Shahrzad averted her gaze. “I—don’t know that I can ever look for him again. Not with the curse—”
“Then you must break it,” Shiva interrupted. “That is beyond question. What remains is how you intend to go about doing so. Have you made a plan?”
Though Shahrzad had intended to seek Musa Zaragoza soon for this exact purpose, she could not answer Shiva. She wasn’t yetsure how to proceed. Even as a child, she’d gone through much of life on instinct. That and sheer nerve.
It was Shiva who had been the planner. Shiva who had always thought ahead of what was to come.

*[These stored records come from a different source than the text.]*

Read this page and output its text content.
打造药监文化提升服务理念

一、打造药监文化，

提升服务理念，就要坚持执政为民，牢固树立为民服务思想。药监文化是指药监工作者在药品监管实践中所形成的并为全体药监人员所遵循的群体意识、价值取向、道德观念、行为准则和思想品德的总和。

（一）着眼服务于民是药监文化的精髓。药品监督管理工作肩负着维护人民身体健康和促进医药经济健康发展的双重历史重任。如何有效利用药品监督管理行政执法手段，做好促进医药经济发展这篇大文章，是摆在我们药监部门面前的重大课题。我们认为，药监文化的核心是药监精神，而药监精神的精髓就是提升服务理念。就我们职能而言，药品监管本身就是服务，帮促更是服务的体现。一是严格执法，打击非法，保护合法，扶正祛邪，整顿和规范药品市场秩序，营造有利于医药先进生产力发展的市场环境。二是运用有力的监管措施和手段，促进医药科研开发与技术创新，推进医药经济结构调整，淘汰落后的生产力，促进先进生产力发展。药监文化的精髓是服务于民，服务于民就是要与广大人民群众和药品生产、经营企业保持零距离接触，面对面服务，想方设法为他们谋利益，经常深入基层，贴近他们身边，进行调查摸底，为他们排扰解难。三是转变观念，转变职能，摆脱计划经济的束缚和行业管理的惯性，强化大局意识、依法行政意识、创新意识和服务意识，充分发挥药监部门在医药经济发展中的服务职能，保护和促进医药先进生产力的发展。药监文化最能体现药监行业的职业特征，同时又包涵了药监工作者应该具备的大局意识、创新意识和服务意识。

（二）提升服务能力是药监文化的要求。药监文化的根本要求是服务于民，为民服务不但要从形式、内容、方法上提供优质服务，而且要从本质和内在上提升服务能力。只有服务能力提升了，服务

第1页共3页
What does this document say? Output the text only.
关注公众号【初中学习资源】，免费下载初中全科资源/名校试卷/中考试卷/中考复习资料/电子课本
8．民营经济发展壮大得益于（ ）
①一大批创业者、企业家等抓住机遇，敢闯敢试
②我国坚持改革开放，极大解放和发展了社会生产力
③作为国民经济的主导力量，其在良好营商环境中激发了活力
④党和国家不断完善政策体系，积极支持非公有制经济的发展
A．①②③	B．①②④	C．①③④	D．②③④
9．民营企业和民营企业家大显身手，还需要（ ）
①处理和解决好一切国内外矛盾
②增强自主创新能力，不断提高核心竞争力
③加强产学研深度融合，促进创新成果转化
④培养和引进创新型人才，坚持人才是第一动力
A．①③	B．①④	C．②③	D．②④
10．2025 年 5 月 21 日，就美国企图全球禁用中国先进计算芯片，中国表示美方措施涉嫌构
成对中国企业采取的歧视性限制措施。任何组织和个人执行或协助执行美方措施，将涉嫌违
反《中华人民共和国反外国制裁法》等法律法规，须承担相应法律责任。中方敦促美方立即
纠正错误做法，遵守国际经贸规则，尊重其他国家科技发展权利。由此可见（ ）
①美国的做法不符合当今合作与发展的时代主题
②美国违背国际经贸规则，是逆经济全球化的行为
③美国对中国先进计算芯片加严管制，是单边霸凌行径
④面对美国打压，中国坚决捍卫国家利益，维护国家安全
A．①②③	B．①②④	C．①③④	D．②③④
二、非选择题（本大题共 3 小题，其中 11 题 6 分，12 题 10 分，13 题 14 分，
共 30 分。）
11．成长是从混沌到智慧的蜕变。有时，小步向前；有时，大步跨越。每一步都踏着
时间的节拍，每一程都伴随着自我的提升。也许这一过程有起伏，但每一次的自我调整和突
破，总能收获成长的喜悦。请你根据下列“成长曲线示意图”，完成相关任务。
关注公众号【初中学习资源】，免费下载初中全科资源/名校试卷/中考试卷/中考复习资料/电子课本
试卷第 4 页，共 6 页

“See?” Shiva said, her forehead smoothing. “This is why I came to you tonight, my dearest love. You’re lost. And it simply will not do.”
Shahrzad watched as the fog spread toward the ceiling, wrapping its wraithlike arms around the platform and curling about the single taper above. “I don’t know where to begin,” she admitted, her voice fading into the fog.
“Why don’t you start by saying aloud what it is you wish for?”
Could she even dare to say such a thing? After all the death and bloodshed and senseless destruction, it seemed like the worst kind of selfishness.
To build her world upon a bower of bones.
“So tiresome.” Shiva nudged her in jest. “This is
your
dream, you goose! If you cannot say what it is you desire in your own dream, then where can you dare to say it?”
Shahrzad saw herself reflected in Shiva’s gaze.
It was a shell of the girl she knew. A girl hunched forward, reticent. A girl absent—from life, and of life.
She squared her shoulders. “I want to be with Khalid. I want my father to be well. And . . . I want the curse to be broken.”